Subsequently, in the epoch of the Austro-Hungarian Empire, wine started to regain significance on the Istrian peninsula – over thirty thousand hectares of vineyards had been planted. But these are the times of pestilence called filoxera, the vineyards wasted away and are being replanted...... and thus up to the modern times.

And Today...

Today, wine has become a must in Istria. And there is an even more interesting tale to be told. Naturally, times have changed ever since and recently, wine is not so important for the economic prosperity of this region; however, it strongly accounts for the development of a unique Istrian identity. Let us try to grasp the secret of Istrian wine for a moment.... The most significant typical sort is certainly the Istrian Malvasia. It is a white sort grown on almost two thirds of the entire grapevine plantations extending over this area. Though not common in other places, it has been for long a predominant sort in Istria, thus recognized as a synonim for the Istrian white wine.

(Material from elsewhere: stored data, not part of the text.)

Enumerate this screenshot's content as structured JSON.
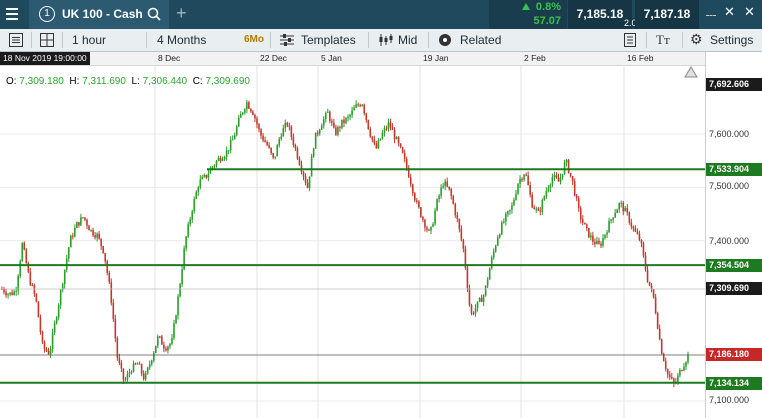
{
  "header": {
    "menu_icon": "hamburger-menu-icon",
    "instrument_number": "1",
    "instrument_name": "UK 100 - Cash",
    "change_percent": "0.8%",
    "change_points": "57.07",
    "sell_price": "7,185.18",
    "buy_price": "7,187.18",
    "spread": "2.00"
  },
  "toolbar": {
    "interval": "1 hour",
    "range": "4 Months",
    "range_badge": "6Mo",
    "templates": "Templates",
    "price_type": "Mid",
    "related": "Related",
    "settings": "Settings"
  },
  "time_axis": {
    "cursor_time": "18 Nov 2019 19:00:00",
    "labels": [
      "8 Dec",
      "22 Dec",
      "5 Jan",
      "19 Jan",
      "2 Feb",
      "16 Feb"
    ]
  },
  "ohlc": {
    "o_label": "O:",
    "o": "7,309.180",
    "h_label": "H:",
    "h": "7,311.690",
    "l_label": "L:",
    "l": "7,306.440",
    "c_label": "C:",
    "c": "7,309.690"
  },
  "price_axis": {
    "top_value": "7,692.606",
    "ticks": [
      "7,600.000",
      "7,500.000",
      "7,400.000",
      "7,100.000"
    ],
    "crosshair_value": "7,309.690",
    "current_price": "7,186.180",
    "levels": [
      "7,533.904",
      "7,354.504",
      "7,134.134"
    ]
  },
  "colors": {
    "up": "#2a9d2a",
    "down": "#c0392b",
    "level": "#1e7a1e",
    "header_bg": "#1f4a5e",
    "price_tag": "#c62828"
  },
  "chart_data": {
    "type": "candlestick",
    "interval": "1 hour",
    "ylim": [
      7090,
      7700
    ],
    "y_ticks": [
      7100,
      7400,
      7500,
      7600
    ],
    "horizontal_levels": [
      7533.904,
      7354.504,
      7134.134
    ],
    "crosshair_price": 7309.69,
    "current_price": 7186.18,
    "x_tick_labels": [
      "8 Dec",
      "22 Dec",
      "5 Jan",
      "19 Jan",
      "2 Feb",
      "16 Feb"
    ],
    "close_path": [
      7310,
      7300,
      7305,
      7395,
      7330,
      7290,
      7200,
      7190,
      7260,
      7330,
      7400,
      7430,
      7445,
      7420,
      7410,
      7380,
      7300,
      7180,
      7135,
      7160,
      7170,
      7140,
      7180,
      7220,
      7200,
      7210,
      7300,
      7400,
      7460,
      7510,
      7520,
      7540,
      7555,
      7565,
      7590,
      7630,
      7660,
      7640,
      7600,
      7580,
      7550,
      7600,
      7620,
      7580,
      7540,
      7500,
      7590,
      7620,
      7640,
      7600,
      7620,
      7630,
      7650,
      7660,
      7610,
      7570,
      7600,
      7620,
      7590,
      7560,
      7520,
      7470,
      7440,
      7410,
      7470,
      7510,
      7490,
      7440,
      7380,
      7260,
      7280,
      7300,
      7360,
      7410,
      7440,
      7460,
      7510,
      7530,
      7470,
      7450,
      7490,
      7520,
      7510,
      7550,
      7510,
      7450,
      7420,
      7400,
      7390,
      7420,
      7450,
      7470,
      7450,
      7420,
      7400,
      7330,
      7290,
      7200,
      7150,
      7130,
      7160,
      7186
    ]
  }
}
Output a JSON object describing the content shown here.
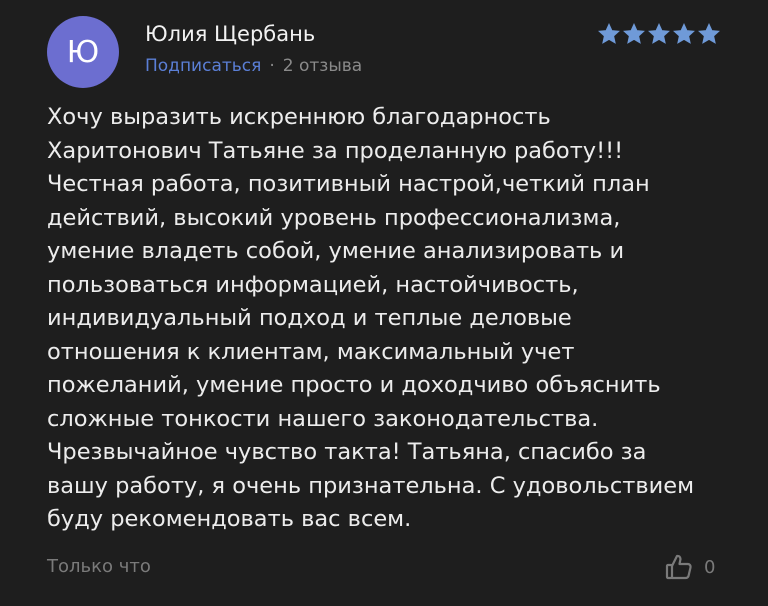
{
  "author": {
    "avatar_letter": "Ю",
    "name": "Юлия Щербань",
    "subscribe_label": "Подписаться",
    "separator": "·",
    "review_count": "2 отзыва"
  },
  "rating": {
    "stars": 5,
    "max_stars": 5,
    "star_color": "#6f9ad8"
  },
  "review": {
    "text": "Хочу выразить искреннюю благодарность\nХаритонович Татьяне за проделанную работу!!!\nЧестная работа, позитивный настрой,четкий план\nдействий, высокий уровень профессионализма,\nумение владеть собой, умение анализировать и\nпользоваться информацией, настойчивость,\nиндивидуальный подход и теплые деловые\nотношения к клиентам, максимальный учет\nпожеланий, умение просто и доходчиво объяснить\nсложные тонкости нашего законодательства.\nЧрезвычайное чувство такта! Татьяна, спасибо за\nвашу работу, я очень признательна. С удовольствием\nбуду рекомендовать вас всем."
  },
  "footer": {
    "timestamp": "Только что",
    "like_icon": "thumbs-up-icon",
    "like_count": "0"
  },
  "colors": {
    "background": "#1e1e1e",
    "avatar_bg": "#6c6ed0",
    "accent_link": "#5b7fd6",
    "muted_text": "#7a7a7a"
  }
}
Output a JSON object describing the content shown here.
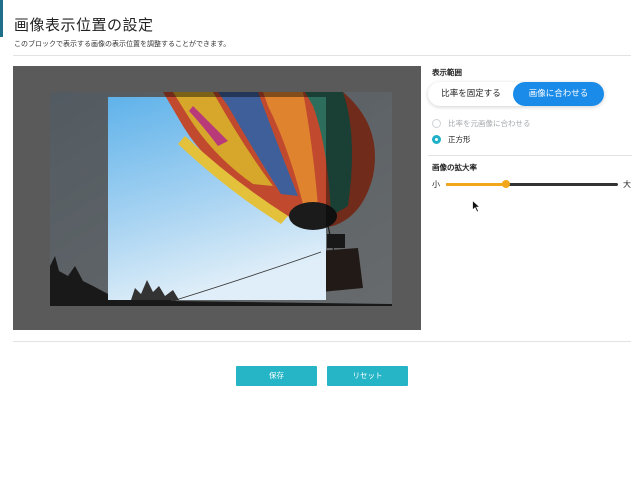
{
  "header": {
    "title": "画像表示位置の設定",
    "description": "このブロックで表示する画像の表示位置を調整することができます。"
  },
  "display_range": {
    "label": "表示範囲",
    "options": [
      "比率を固定する",
      "画像に合わせる"
    ],
    "selected": "画像に合わせる"
  },
  "aspect": {
    "options": [
      {
        "label": "比率を元画像に合わせる",
        "selected": false,
        "disabled": true
      },
      {
        "label": "正方形",
        "selected": true,
        "disabled": false
      }
    ]
  },
  "zoom": {
    "label": "画像の拡大率",
    "min_label": "小",
    "max_label": "大",
    "value_fraction": 0.35
  },
  "actions": {
    "save_label": "保存",
    "reset_label": "リセット"
  },
  "colors": {
    "accent": "#1a8be8",
    "button": "#25b5c7",
    "slider": "#f2a71b",
    "radio_on": "#1fb0c8"
  }
}
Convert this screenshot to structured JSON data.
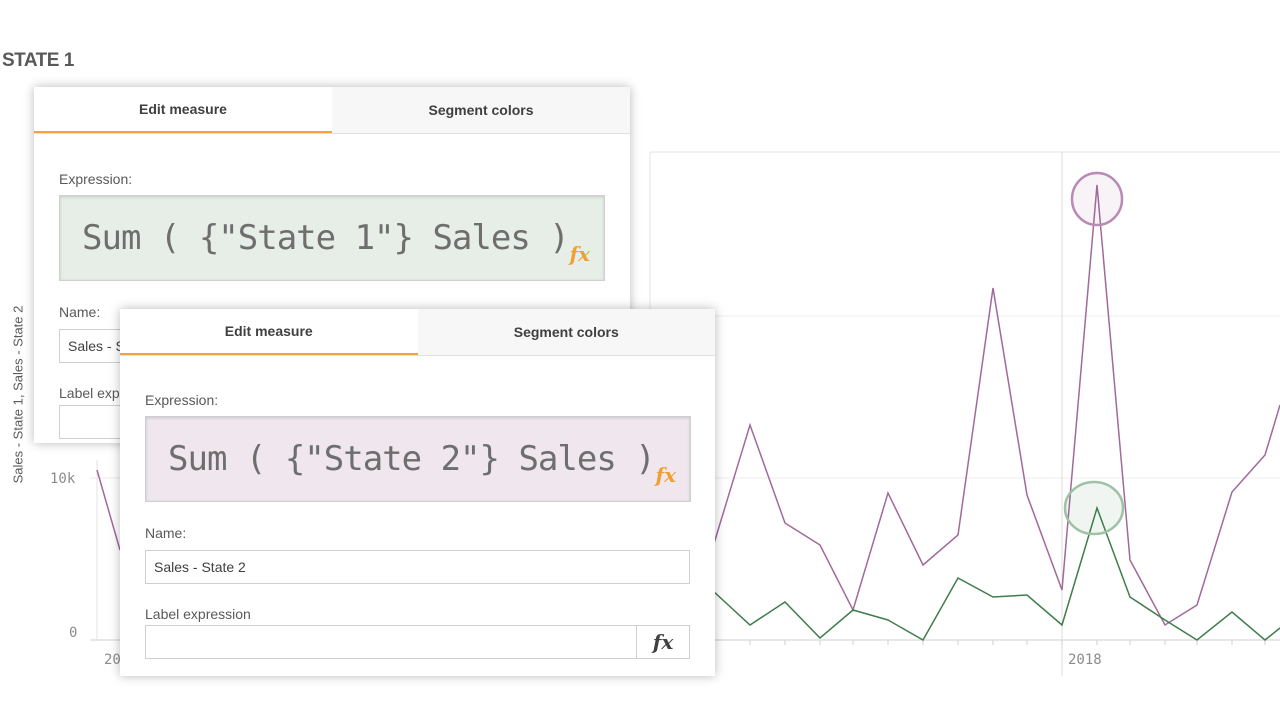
{
  "sheet": {
    "title": "STATE 1"
  },
  "chart_data": {
    "type": "line",
    "ylabel": "Sales - State 1, Sales - State 2",
    "y_ticks": [
      "0",
      "10k"
    ],
    "x_ticks_visible": [
      "20",
      "2018"
    ],
    "series": [
      {
        "name": "Sales - State 1",
        "color": "#a06a9b",
        "points": [
          [
            712,
            550
          ],
          [
            750,
            425
          ],
          [
            785,
            523
          ],
          [
            820,
            545
          ],
          [
            853,
            610
          ],
          [
            888,
            493
          ],
          [
            923,
            565
          ],
          [
            958,
            535
          ],
          [
            993,
            288
          ],
          [
            1027,
            495
          ],
          [
            1062,
            590
          ],
          [
            1097,
            185
          ],
          [
            1130,
            560
          ],
          [
            1165,
            625
          ],
          [
            1197,
            605
          ],
          [
            1232,
            492
          ],
          [
            1265,
            455
          ],
          [
            1280,
            405
          ]
        ]
      },
      {
        "name": "Sales - State 2",
        "color": "#3f7d4b",
        "points": [
          [
            712,
            590
          ],
          [
            750,
            625
          ],
          [
            785,
            602
          ],
          [
            820,
            638
          ],
          [
            853,
            610
          ],
          [
            888,
            620
          ],
          [
            923,
            640
          ],
          [
            958,
            578
          ],
          [
            993,
            597
          ],
          [
            1027,
            595
          ],
          [
            1062,
            625
          ],
          [
            1097,
            508
          ],
          [
            1130,
            597
          ],
          [
            1165,
            620
          ],
          [
            1197,
            640
          ],
          [
            1232,
            612
          ],
          [
            1265,
            640
          ],
          [
            1280,
            628
          ]
        ],
        "left_fragment": [
          [
            97,
            470
          ],
          [
            120,
            550
          ]
        ]
      }
    ],
    "highlight": "2018 peak markers (circled)"
  },
  "panel_state1": {
    "tabs": [
      "Edit measure",
      "Segment colors"
    ],
    "active_tab": 0,
    "expression_label": "Expression:",
    "expression": "Sum ( {\"State 1\"} Sales )",
    "expression_bg": "#e7ede7",
    "name_label": "Name:",
    "name_value": "Sales - S",
    "label_expression_label": "Label exp"
  },
  "panel_state2": {
    "tabs": [
      "Edit measure",
      "Segment colors"
    ],
    "active_tab": 0,
    "expression_label": "Expression:",
    "expression": "Sum ( {\"State 2\"} Sales )",
    "expression_bg": "#efe6ee",
    "name_label": "Name:",
    "name_value": "Sales - State 2",
    "label_expression_label": "Label expression",
    "label_expression_value": ""
  },
  "icons": {
    "fx": "fx"
  },
  "colors": {
    "accent": "#f8a13f",
    "state1_line": "#a06a9b",
    "state2_line": "#3f7d4b"
  }
}
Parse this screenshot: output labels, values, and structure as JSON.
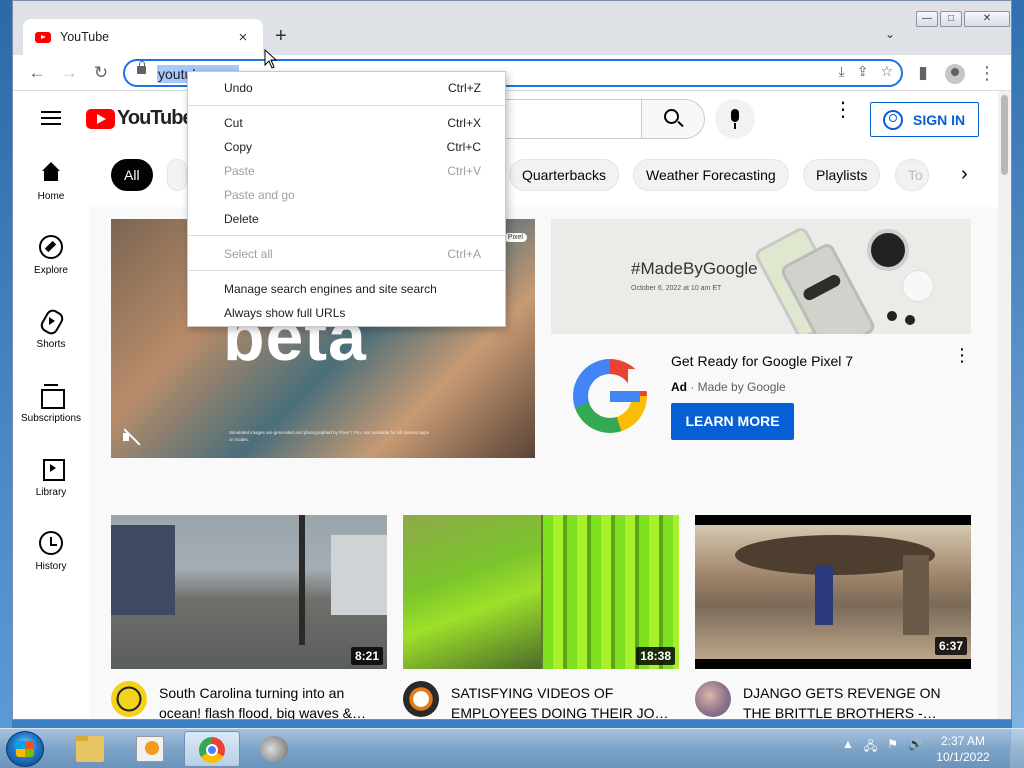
{
  "browser": {
    "tab_title": "YouTube",
    "tab_close": "×",
    "new_tab": "+",
    "tab_search": "⌄",
    "window_buttons": {
      "minimize": "—",
      "maximize": "□",
      "close": "✕"
    },
    "nav": {
      "back": "←",
      "forward": "→",
      "reload": "↻"
    },
    "url": "youtube.com",
    "omnibox_icons": [
      "install-icon",
      "share-icon",
      "star-icon"
    ],
    "side_panel": "▮",
    "menu": "⋮"
  },
  "context_menu": {
    "items": [
      {
        "label": "Undo",
        "shortcut": "Ctrl+Z",
        "enabled": true
      },
      {
        "label": "Cut",
        "shortcut": "Ctrl+X",
        "enabled": true
      },
      {
        "label": "Copy",
        "shortcut": "Ctrl+C",
        "enabled": true
      },
      {
        "label": "Paste",
        "shortcut": "Ctrl+V",
        "enabled": false
      },
      {
        "label": "Paste and go",
        "shortcut": "",
        "enabled": false
      },
      {
        "label": "Delete",
        "shortcut": "",
        "enabled": true
      },
      {
        "label": "Select all",
        "shortcut": "Ctrl+A",
        "enabled": false
      },
      {
        "label": "Manage search engines and site search",
        "shortcut": "",
        "enabled": true
      },
      {
        "label": "Always show full URLs",
        "shortcut": "",
        "enabled": true
      }
    ]
  },
  "youtube": {
    "logo_text": "YouTube",
    "sign_in": "SIGN IN",
    "sidebar": [
      {
        "label": "Home",
        "icon": "home-icon"
      },
      {
        "label": "Explore",
        "icon": "compass-icon"
      },
      {
        "label": "Shorts",
        "icon": "shorts-icon"
      },
      {
        "label": "Subscriptions",
        "icon": "subscriptions-icon"
      },
      {
        "label": "Library",
        "icon": "library-icon"
      },
      {
        "label": "History",
        "icon": "history-icon"
      }
    ],
    "chips": [
      "All",
      "Quarterbacks",
      "Weather Forecasting",
      "Playlists",
      "To"
    ],
    "chip_next": "›",
    "hero": {
      "headline": "beta",
      "badge": "Pixel",
      "fine_print": "Simulated images are generated and photographed by Pixel 7 Pro. Not available for all camera apps or modes."
    },
    "ad": {
      "banner_tag": "#MadeByGoogle",
      "banner_date": "October 6, 2022 at 10 am ET",
      "title": "Get Ready for Google Pixel 7",
      "label": "Ad",
      "advertiser": "Made by Google",
      "cta": "LEARN MORE",
      "menu": "⋮"
    },
    "videos": [
      {
        "title": "South Carolina turning into an ocean! flash flood, big waves &…",
        "duration": "8:21"
      },
      {
        "title": "SATISFYING VIDEOS OF EMPLOYEES DOING THEIR JO…",
        "duration": "18:38"
      },
      {
        "title": "DJANGO GETS REVENGE ON THE BRITTLE BROTHERS -…",
        "duration": "6:37"
      }
    ]
  },
  "taskbar": {
    "time": "2:37 AM",
    "date": "10/1/2022",
    "tray_icons": [
      "show-hidden-icon",
      "network-icon",
      "action-center-icon",
      "volume-icon"
    ],
    "tray_glyphs": {
      "arrow": "▲",
      "network": "🖧",
      "flag": "⚑",
      "volume": "🔊"
    }
  },
  "colors": {
    "youtube_red": "#ff0000",
    "link_blue": "#065fd4",
    "omnibox_focus": "#1a73e8"
  }
}
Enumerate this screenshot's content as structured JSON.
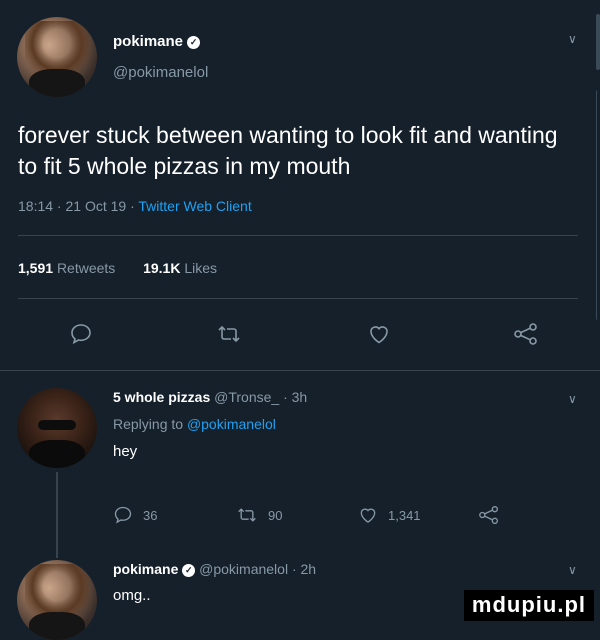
{
  "main_tweet": {
    "display_name": "pokimane",
    "handle": "@pokimanelol",
    "text": "forever stuck between wanting to look fit and wanting to fit 5 whole pizzas in my mouth",
    "time": "18:14 · 21 Oct 19 ·",
    "client": "Twitter Web Client",
    "retweets_count": "1,591",
    "retweets_label": "Retweets",
    "likes_count": "19.1K",
    "likes_label": "Likes"
  },
  "reply": {
    "display_name": "5 whole pizzas",
    "meta": "@Tronse_ · 3h",
    "replying_prefix": "Replying to",
    "replying_handle": "@pokimanelol",
    "text": "hey",
    "comments": "36",
    "retweets": "90",
    "likes": "1,341"
  },
  "reply2": {
    "display_name": "pokimane",
    "meta": "@pokimanelol · 2h",
    "text": "omg.."
  },
  "watermark": "mdupiu.pl",
  "colors": {
    "background": "#15202b",
    "muted": "#8899a6",
    "link": "#1da1f2",
    "divider": "#38444d"
  },
  "icons": [
    "comment-icon",
    "retweet-icon",
    "like-icon",
    "share-icon",
    "chevron-down-icon",
    "verified-badge-icon"
  ]
}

Most frequently this is a dry wine, free of unboiled sugar residues, attaining its best quality within the first year after the vintage, straw yellow, of a moderate structure and density. It is usually classed among semi-flavored sorts, embodying a hardly noticeable almond bitterness, fresh fruit and flower bouquet, most often of locust blossom. Sometimes, grapes grown on sloping hills, particularly exposed to the sun, tend to make the wine structure more accentuated, of ripe fruit flavor, so then it needs to be left to age in oak wood (barrique), which will give it complexity, distinctive quality and constancy.

Of course, Istrian Malvasia can vary owing to the «terroir», or a combination of indigenous factors common to particular settings. Among these, we often mention two different types of soil – the red soil (terrarossa) most common in the coastal area, enriching the wine structure and marly soil in the hinterland where, as a rule, we tend to come upon the wines with a more delicate bouquet. Apart from Malvasia, the primary white sort in istria, the most typical red sort grown in this region is Teran. It gives a very unusual, ruby red wine with purple reflections, strong, unrestrained flavor, mostly wild fruit, with distinctive traits and sour substance and, by rule, of a lesser density in relation to the established norms for red wine sorts. Its special quality and lack of harmony, but only at first sight, leaves no one indifferent. As a matter of fact, recent tendencies in showing greater interest for unusual, local products, opens new potentials for this interesting sort. Young Teran is used to prepare Istrian supa, a traditional meal with warm, toasted bread dipped into the bukaleta, a jug of red wine. This specialty is still very popular at the Istrian table and it speaks of the ingenuity of the poor, local peasant whom supa often used to be the only daily meal.

Besides typical sorts such as Malvasia and Teran, indigenous to Istria, you can also find muscatel otonel such as the Momjan Muscat and the Rose Muscat from the Poreč area, both very pleasing wines, particularly those embodying the unboiled sugar residues, perfect to accompany desserts served at the end of the meal. With a little luck, rare, autochthonous sorts like Borgonja and Hrvatica, with the most delicate bouquet and density, can also be traced. From the usual European white grape sorts, Chardonnay, White Pinot and Gray Pinot have become increasingly popular in Istria. These are the superior quality wines, awarded several times at the international fairs.Usually, these wines are produced and poured to age into small oak barrels, known as barrique. From the red sorts common in Europe, Merlot has become increasingly popular nowadays in the Istrian vineyards. To a lesser degree, but with the tendency of diffusion, we can come upon Cabernet Sauvignon and Cabernet Franc, the widely appraised wine sorts from Bordeaux, France. It is quite rare for any wine-growing region in Europe to be able to achieve top results in the production of both white and red wine sorts; undoubtedly, Istria has managed to do that.